N.D. (Wyke) Williams was born in Guyana in 1942. He went to Jamaica as a research student to study at University of the West Indies at Mona in the late 1960s and was very much involved in the student/youth uprising of the Rodney affair in 1968. He writes of being powerfully influenced by the radical, nativist currents in Jamaican culture - reggae and yard theatre - of this period. He had stories published in Jamaica Journal and Savacou and in the anthologies, One People's Grief (1983) and Best West Indian Stories.

In 1976 his novel Ikael Torass won the prestigious Casa de las Americas prize.
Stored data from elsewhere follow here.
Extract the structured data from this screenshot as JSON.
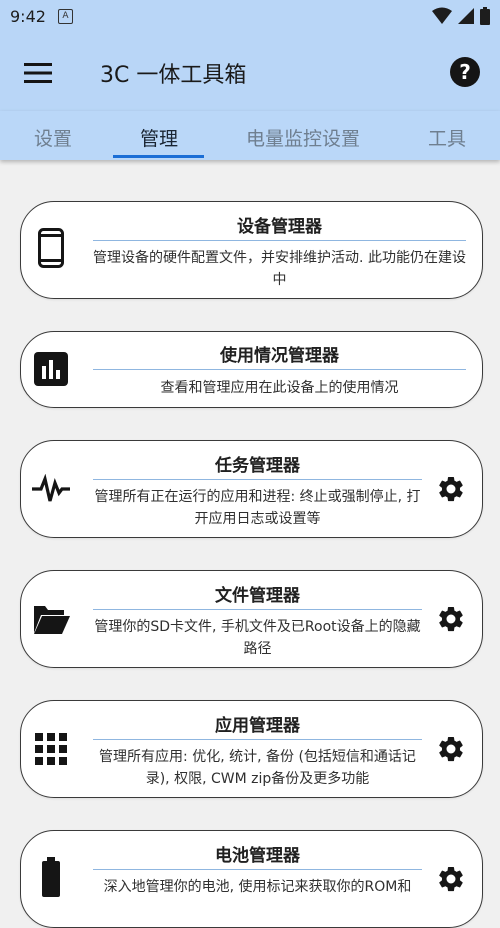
{
  "status_bar": {
    "time": "9:42",
    "notification_icon": "a-icon",
    "icons": [
      "wifi-icon",
      "signal-icon",
      "battery-icon"
    ]
  },
  "app_bar": {
    "title": "3C 一体工具箱",
    "menu_icon": "menu-icon",
    "help_icon": "help-icon",
    "help_glyph": "?"
  },
  "tabs": [
    {
      "label": "设置",
      "active": false
    },
    {
      "label": "管理",
      "active": true
    },
    {
      "label": "电量监控设置",
      "active": false
    },
    {
      "label": "工具",
      "active": false
    }
  ],
  "cards": [
    {
      "title": "设备管理器",
      "description": "管理设备的硬件配置文件，并安排维护活动. 此功能仍在建设中",
      "icon": "phone-icon",
      "has_settings": false
    },
    {
      "title": "使用情况管理器",
      "description": "查看和管理应用在此设备上的使用情况",
      "icon": "bar-chart-icon",
      "has_settings": false
    },
    {
      "title": "任务管理器",
      "description": "管理所有正在运行的应用和进程: 终止或强制停止, 打开应用日志或设置等",
      "icon": "pulse-icon",
      "has_settings": true
    },
    {
      "title": "文件管理器",
      "description": "管理你的SD卡文件, 手机文件及已Root设备上的隐藏路径",
      "icon": "folder-icon",
      "has_settings": true
    },
    {
      "title": "应用管理器",
      "description": "管理所有应用: 优化, 统计, 备份 (包括短信和通话记录), 权限, CWM zip备份及更多功能",
      "icon": "grid-icon",
      "has_settings": true
    },
    {
      "title": "电池管理器",
      "description": "深入地管理你的电池, 使用标记来获取你的ROM和",
      "icon": "battery-icon",
      "has_settings": true
    }
  ],
  "colors": {
    "app_bar": "#b9d6f7",
    "tab_indicator": "#1b6ed6",
    "divider": "#8fb6e0",
    "background": "#f0f0f0"
  }
}
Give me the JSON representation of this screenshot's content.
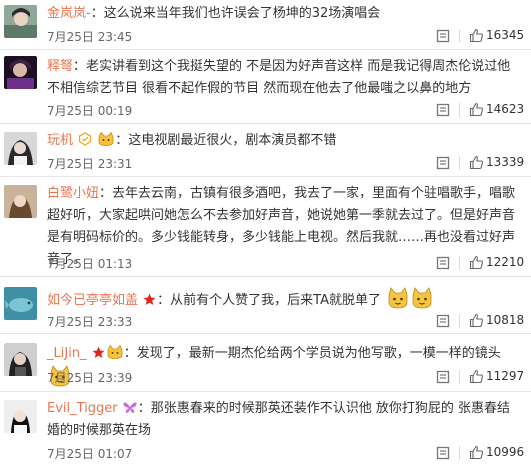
{
  "comments": [
    {
      "user": "金岚岚-",
      "text": "这么说来当年我们也许误会了杨坤的32场演唱会",
      "time": "7月25日 23:45",
      "likes": "16345"
    },
    {
      "user": "释弩",
      "text": "老实讲看到这个我挺失望的 不是因为好声音这样 而是我记得周杰伦说过他不相信综艺节目 很看不起作假的节目 然而现在他去了他最嗤之以鼻的地方",
      "time": "7月25日 00:19",
      "likes": "14623"
    },
    {
      "user": "玩机",
      "text": "这电视剧最近很火，剧本演员都不错",
      "time": "7月25日 23:31",
      "likes": "13339"
    },
    {
      "user": "白鹭小妞",
      "text": "去年去云南，古镇有很多酒吧，我去了一家，里面有个驻唱歌手，唱歌超好听，大家起哄问她怎么不去参加好声音，她说她第一季就去过了。但是好声音是有明码标价的。多少钱能转身，多少钱能上电视。然后我就……再也没看过好声音了。",
      "time": "7月25日 01:13",
      "likes": "12210"
    },
    {
      "user": "如今已亭亭如盖",
      "text": "从前有个人赞了我，后来TA就脱单了",
      "time": "7月25日 23:33",
      "likes": "10818"
    },
    {
      "user": "_LiJin_",
      "text": "发现了，最新一期杰伦给两个学员说为他写歌，一模一样的镜头",
      "time": "7月25日 23:39",
      "likes": "11297"
    },
    {
      "user": "Evil_Tigger",
      "text": "那张惠春来的时候那英还装作不认识他 放你打狗屁的 张惠春结婚的时候那英在场",
      "time": "7月25日 01:07",
      "likes": "10996"
    }
  ],
  "colors": {
    "username": "#eb7350",
    "text": "#333333",
    "meta": "#666666",
    "divider": "#e6e6e6"
  }
}
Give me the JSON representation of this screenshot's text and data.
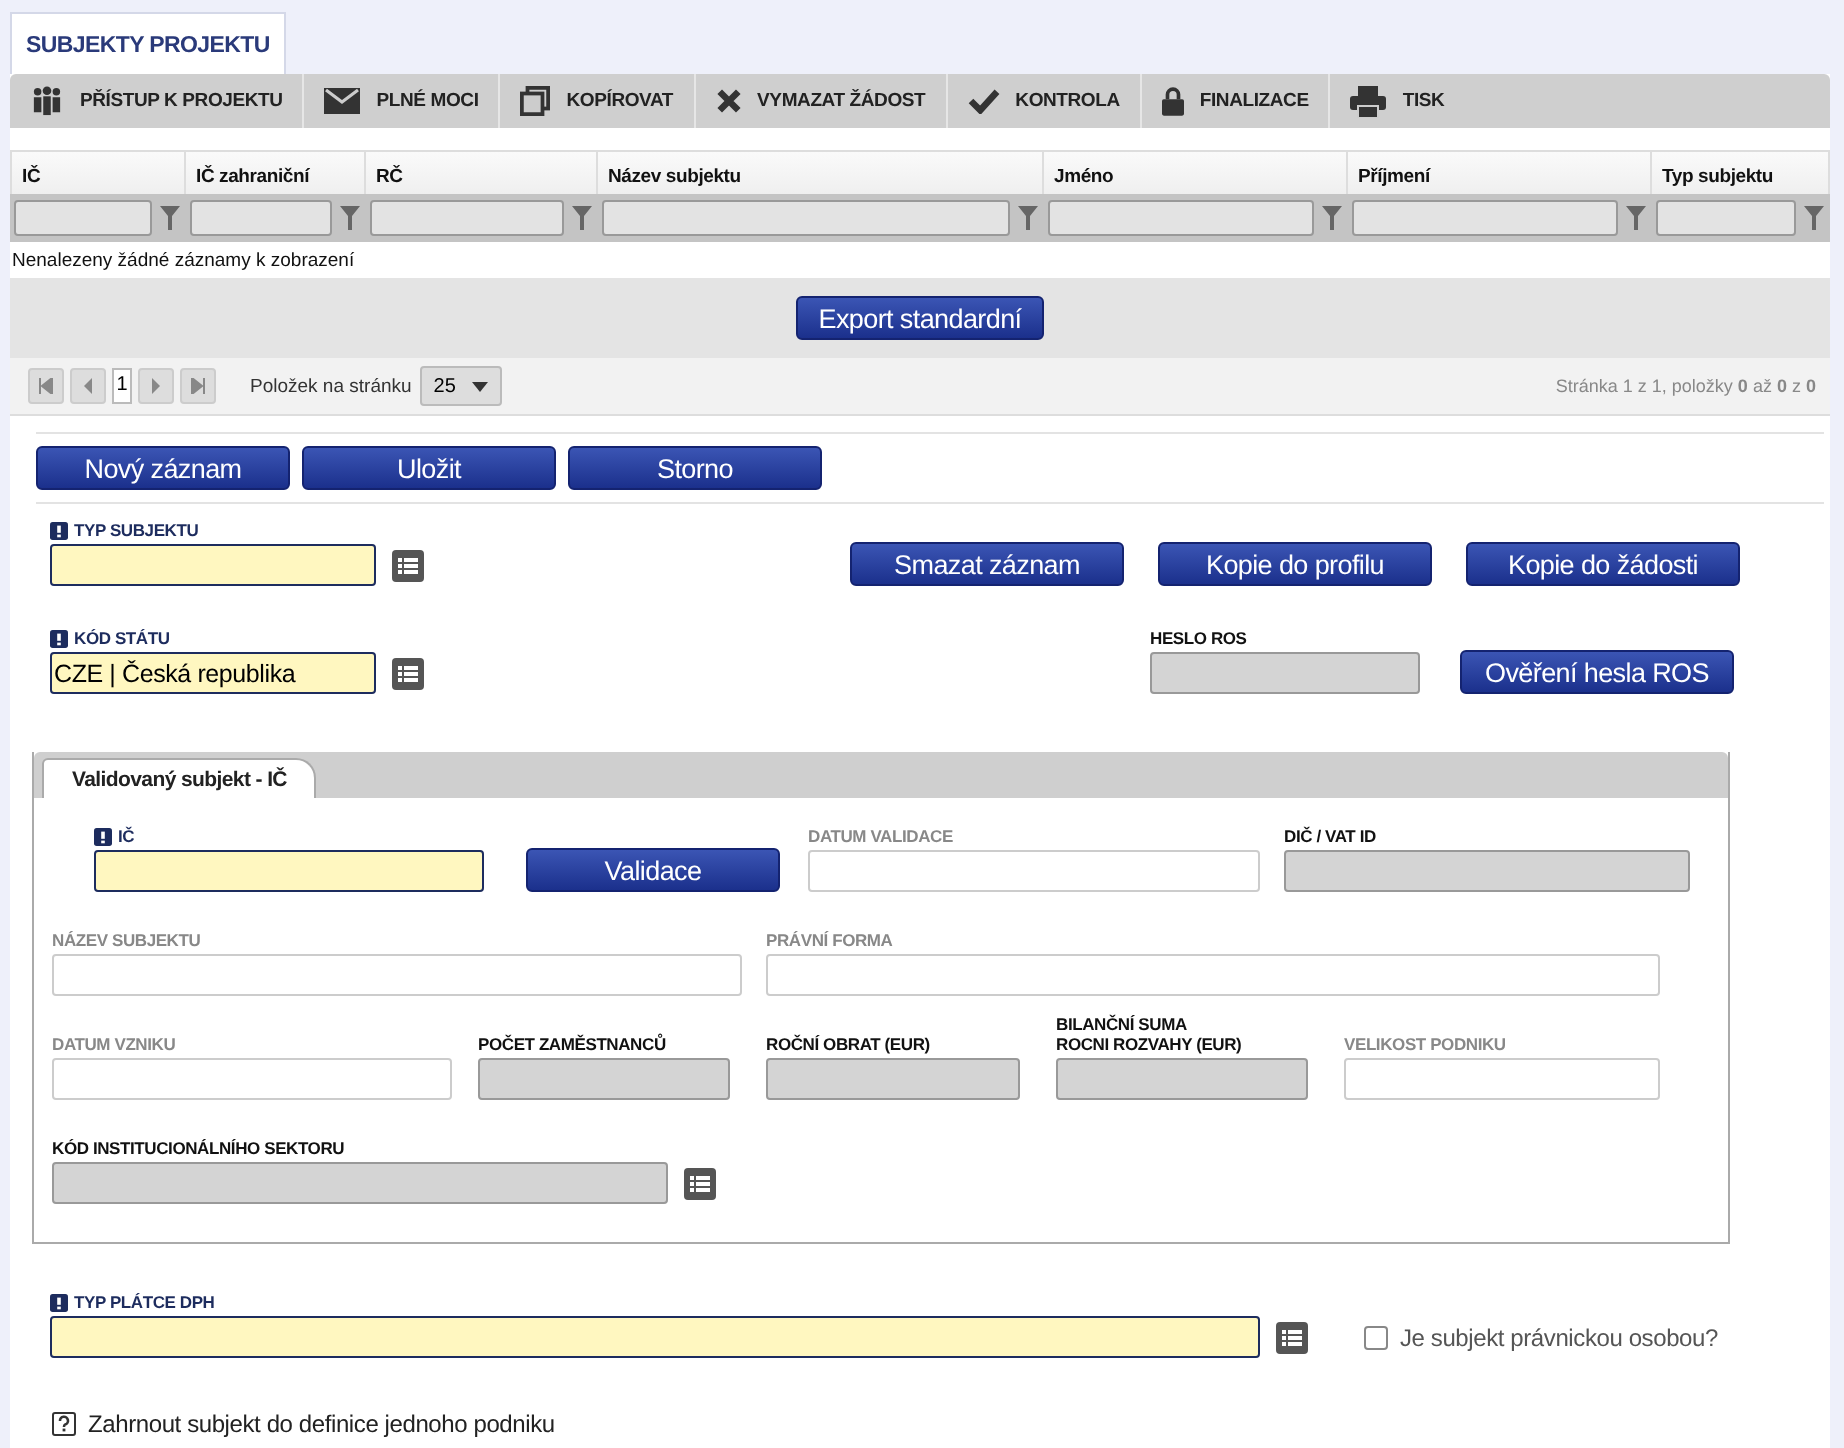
{
  "page_tab": {
    "label": "SUBJEKTY PROJEKTU",
    "selected": true
  },
  "toolbar": [
    "PŘÍSTUP K PROJEKTU",
    "PLNÉ MOCI",
    "KOPÍROVAT",
    "VYMAZAT ŽÁDOST",
    "KONTROLA",
    "FINALIZACE",
    "TISK"
  ],
  "grid": {
    "columns": [
      "IČ",
      "IČ zahraniční",
      "RČ",
      "Název subjektu",
      "Jméno",
      "Příjmení",
      "Typ subjektu"
    ],
    "empty_message": "Nenalezeny žádné záznamy k zobrazení",
    "export_button": "Export standardní",
    "pager": {
      "page": "1",
      "page_size_label": "Položek na stránku",
      "page_size": "25",
      "summary": "Stránka 1 z 1, položky **0** až **0** z **0**"
    }
  },
  "form_buttons": [
    "Nový záznam",
    "Uložit",
    "Storno"
  ],
  "record_buttons": [
    "Smazat záznam",
    "Kopie do profilu",
    "Kopie do žádosti"
  ],
  "typ_subjektu": {
    "label": "TYP SUBJEKTU",
    "required": true
  },
  "kod_statu": {
    "label": "KÓD STÁTU",
    "required": true,
    "value": "CZE | Česká republika"
  },
  "heslo_ros": {
    "label": "HESLO ROS",
    "button": "Ověření hesla ROS"
  },
  "validated_panel": {
    "tab": "Validovaný subjekt - IČ",
    "validate_button": "Validace",
    "fields": [
      {
        "label": [
          "IČ"
        ],
        "required": true,
        "disabled": false,
        "readonly": false
      },
      {
        "label": [
          "DATUM VALIDACE"
        ],
        "required": false,
        "disabled": true,
        "readonly": false
      },
      {
        "label": [
          "DIČ / VAT ID"
        ],
        "required": false,
        "disabled": false,
        "readonly": true
      },
      {
        "label": [
          "NÁZEV SUBJEKTU"
        ],
        "required": false,
        "disabled": true,
        "readonly": false
      },
      {
        "label": [
          "PRÁVNÍ FORMA"
        ],
        "required": false,
        "disabled": true,
        "readonly": false
      },
      {
        "label": [
          "DATUM VZNIKU"
        ],
        "required": false,
        "disabled": true,
        "readonly": false
      },
      {
        "label": [
          "POČET ZAMĚSTNANCŮ"
        ],
        "required": false,
        "disabled": false,
        "readonly": true
      },
      {
        "label": [
          "ROČNÍ OBRAT (EUR)"
        ],
        "required": false,
        "disabled": false,
        "readonly": true
      },
      {
        "label": [
          "BILANČNÍ SUMA",
          "ROCNI ROZVAHY (EUR)"
        ],
        "required": false,
        "disabled": false,
        "readonly": true
      },
      {
        "label": [
          "VELIKOST PODNIKU"
        ],
        "required": false,
        "disabled": true,
        "readonly": false
      },
      {
        "label": [
          "KÓD INSTITUCIONÁLNÍHO SEKTORU"
        ],
        "required": false,
        "disabled": false,
        "readonly": true
      }
    ]
  },
  "typ_platce": {
    "label": "TYP PLÁTCE DPH",
    "required": true
  },
  "pravnicka_osoba": {
    "label": "Je subjekt právnickou osobou?",
    "checked": false
  },
  "jeden_podnik": {
    "label": "Zahrnout subjekt do definice jednoho podniku",
    "indeterminate": true
  }
}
It draws on his experiences in Jamaica and explores the role of the university and education as an agent of social division, and the revolt on campus and in the wider society against those repressive forces. It contains an insightful and sympathetic portrayal of the Rastafarian role as an inspiration for the nativist revolt.

He lived for a time in Antigua before moving to the USA where he lives in New York. His works, from the short stories of The Crying of Rainbirds (1992), the novel, The Silence of Islands (1994), the two novellas My Planet of Ras and What Happening There, Prash in Prash and Ras (1997), to the short stories in Julie Mango (2003), all published by Peepal Tree Press, explore both an island and a diasporic experience.